This just seemed to be way to long, so after doing a bit of looking around online, I came across Dare’s article regarding Best Practices for Representing Xml in the .NET framework.
Since I had no need to update the xml, I was left with three APIs. System.Xml.XmlReader, System.Xml.XPath.XPathNavigator, and System.Xml.XmlDocument. I was already using System.Xml.XmlDocument, so that was out of the picture. System.Xml.XmlReader, was also out of the picture, since I needed to be able to use XPath queries to get items out.
That left the XPathNavigator. I went through and updated the code to use the XPathDocument to load the xml, and then passed it off to the method that actually did the parsing. For what its worth, I left the parameter to this method as IXPathNavigable, since both XmlDocument and XPathDocument implement this interface. This way, I could revert back in case the test failed.
I then updated all the code in the parsing method to use the XPathNavigator methods, and eagerly ran the test. All data came back the same, an identical index was created, however, this time it ran in 5.75 minutes.
Absolutely amazing that using a different object model could make *that* big of a difference (right around 2 minutes and 45 seconds).
The key thing to take away from this is that unless you *absolutely* need the editing capabilities of XmlDocument, performance wise, you would be much better to use the XPathNavigator.
See my post Checklist: XML Performance The Contradiction ( http://donxml.com/allthingstechie/archive/2004/06/16/828.aspx ) which documents one of the major flaws (IMHO) with XPathNavigator, always executing the XPathNavigator.Select() method from the root context. It also links out to kzu’s great post on how to compile XPath statements that use variables (dynamic XPath).
Thanks for the heads-up. This is something that is worth knowing, although, in this particular case, that did not turn out to be an issue. Your link to kzu’s post did help me shave another 25 seconds off the run time. I was unaware that you could compile an XPathExpression out of any document. I assumed it had to be created in the context of the document it would be used in, so moving those out into an XPathExpressionCache class as suggested helped a little more with performance.
Would XPathReader be an even quicker option for you?
Thanks for the comment, Brian.
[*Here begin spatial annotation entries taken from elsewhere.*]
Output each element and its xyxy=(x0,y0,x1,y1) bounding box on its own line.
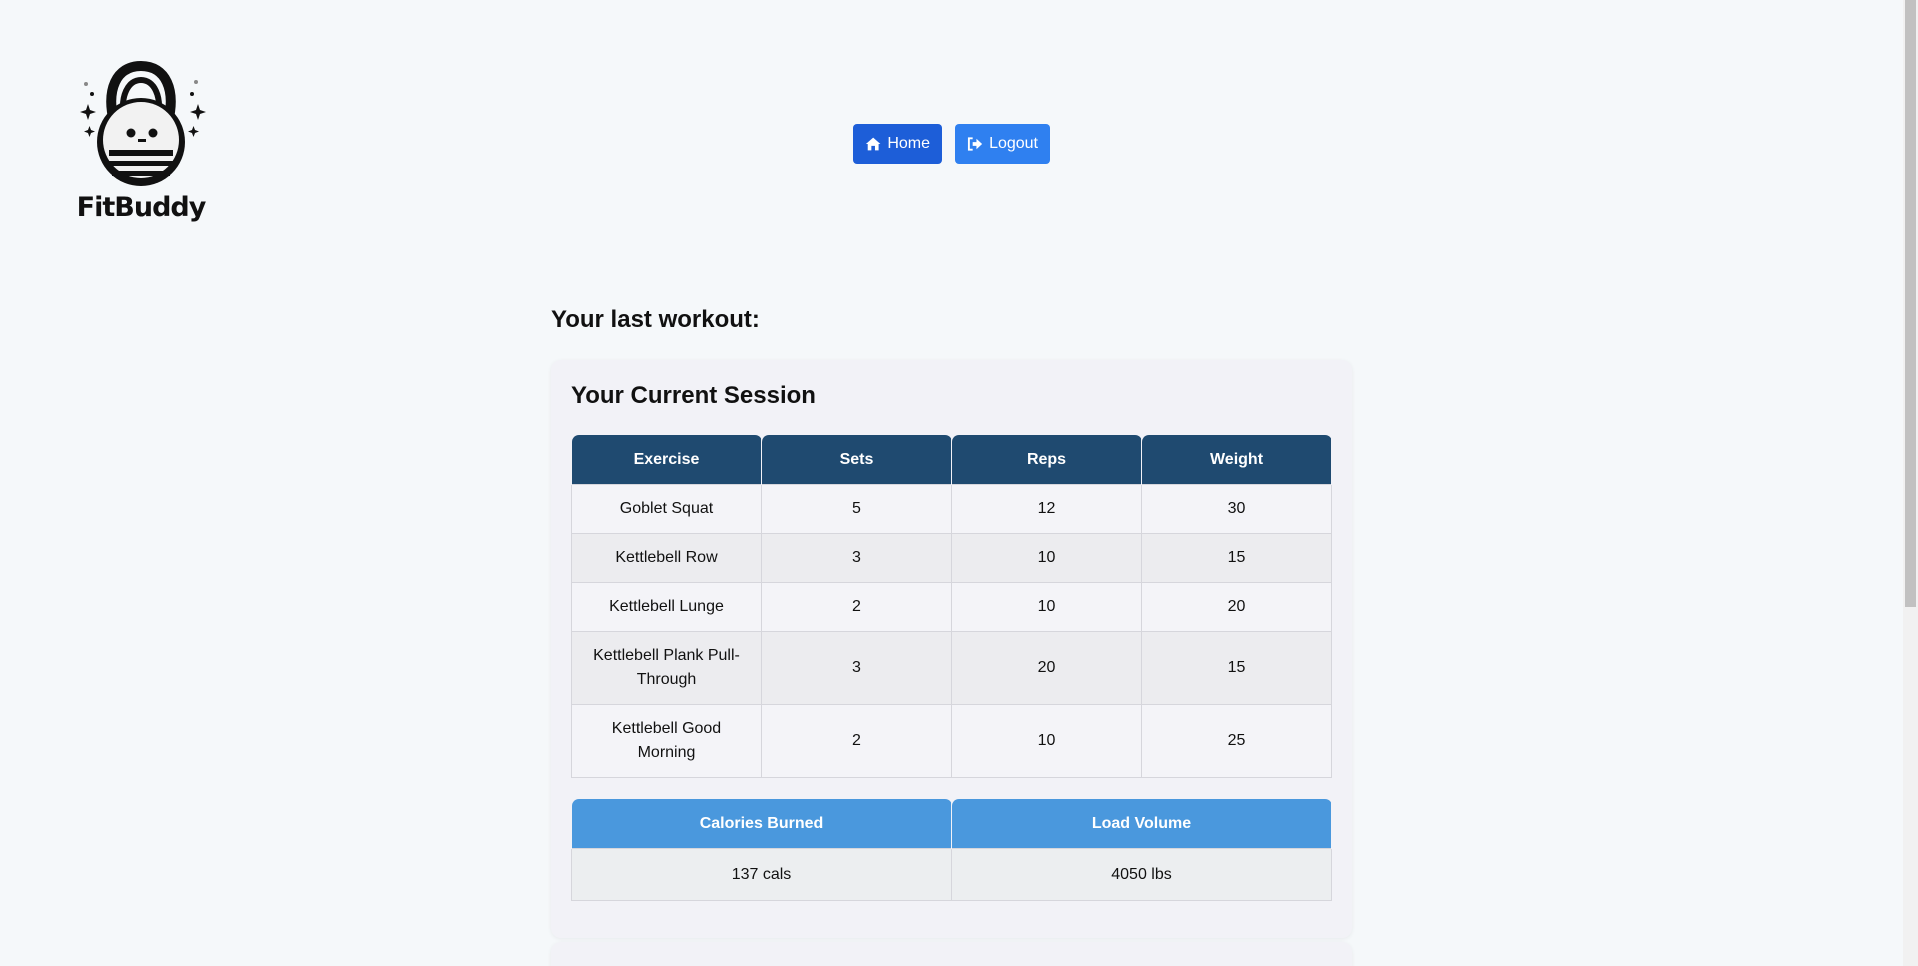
reps-cell: 10 xyxy=(951,704,1142,778)
column-header-weight: Weight xyxy=(1141,435,1332,485)
sets-cell: 2 xyxy=(761,582,952,632)
column-header-sets: Sets xyxy=(761,435,952,485)
column-header-load-volume: Load Volume xyxy=(951,799,1332,849)
reps-cell: 10 xyxy=(951,533,1142,583)
exercise-cell: Kettlebell Good Morning xyxy=(571,704,762,778)
kettlebell-mascot-icon xyxy=(80,60,206,186)
logout-icon xyxy=(967,137,983,151)
session-card: Your Current Session Exercise Sets Reps … xyxy=(551,360,1352,938)
session-title: Your Current Session xyxy=(571,382,816,409)
top-nav: Home Logout xyxy=(853,124,1050,164)
exercise-cell: Kettlebell Lunge xyxy=(571,582,762,632)
sets-cell: 2 xyxy=(761,704,952,778)
sets-cell: 3 xyxy=(761,631,952,705)
summary-row: 137 cals 4050 lbs xyxy=(571,848,1332,901)
summary-table-header: Calories Burned Load Volume xyxy=(571,799,1332,849)
next-card xyxy=(551,942,1352,966)
summary-table: Calories Burned Load Volume 137 cals 405… xyxy=(571,799,1332,901)
exercise-cell: Kettlebell Row xyxy=(571,533,762,583)
vertical-scrollbar[interactable] xyxy=(1903,0,1918,966)
scrollbar-thumb[interactable] xyxy=(1905,0,1916,607)
table-row: Kettlebell Row 3 10 15 xyxy=(571,533,1332,583)
column-header-reps: Reps xyxy=(951,435,1142,485)
logout-button[interactable]: Logout xyxy=(955,124,1050,164)
load-volume-value: 4050 lbs xyxy=(951,848,1332,901)
sets-cell: 3 xyxy=(761,533,952,583)
home-icon xyxy=(865,137,881,151)
weight-cell: 30 xyxy=(1141,484,1332,534)
exercise-table-header: Exercise Sets Reps Weight xyxy=(571,435,1332,485)
column-header-calories: Calories Burned xyxy=(571,799,952,849)
table-row: Kettlebell Good Morning 2 10 25 xyxy=(571,704,1332,778)
exercise-table: Exercise Sets Reps Weight Goblet Squat 5… xyxy=(571,435,1332,778)
exercise-cell: Goblet Squat xyxy=(571,484,762,534)
calories-value: 137 cals xyxy=(571,848,952,901)
weight-cell: 15 xyxy=(1141,533,1332,583)
logo-text: FitBuddy xyxy=(76,192,207,223)
table-row: Kettlebell Plank Pull-Through 3 20 15 xyxy=(571,631,1332,705)
weight-cell: 15 xyxy=(1141,631,1332,705)
reps-cell: 10 xyxy=(951,582,1142,632)
reps-cell: 20 xyxy=(951,631,1142,705)
column-header-exercise: Exercise xyxy=(571,435,762,485)
last-workout-heading: Your last workout: xyxy=(551,306,760,333)
exercise-cell: Kettlebell Plank Pull-Through xyxy=(571,631,762,705)
home-button[interactable]: Home xyxy=(853,124,942,164)
weight-cell: 20 xyxy=(1141,582,1332,632)
home-button-label: Home xyxy=(887,135,930,152)
reps-cell: 12 xyxy=(951,484,1142,534)
table-row: Kettlebell Lunge 2 10 20 xyxy=(571,582,1332,632)
logout-button-label: Logout xyxy=(989,135,1038,152)
page: FitBuddy Home Logout Your last workout: … xyxy=(0,0,1918,966)
weight-cell: 25 xyxy=(1141,704,1332,778)
sets-cell: 5 xyxy=(761,484,952,534)
table-row: Goblet Squat 5 12 30 xyxy=(571,484,1332,534)
logo[interactable]: FitBuddy xyxy=(76,60,206,232)
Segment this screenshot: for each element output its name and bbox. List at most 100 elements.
I just got done looking at XPathReader, and for some reason, it is actually slower for me, by about 30 seconds.
I’m not sure if it is because it is actually going through every element in the document, whereas (I think) the XPathNavigator is only picking out the items I’m interested in.
just wondering how can we build an expeth expression if we want to load the xml from a string, not from a file.
there is no way to do that? i am not seeing an xpathdocument constructor using a string instead of a uri to load the xml data
clueless!…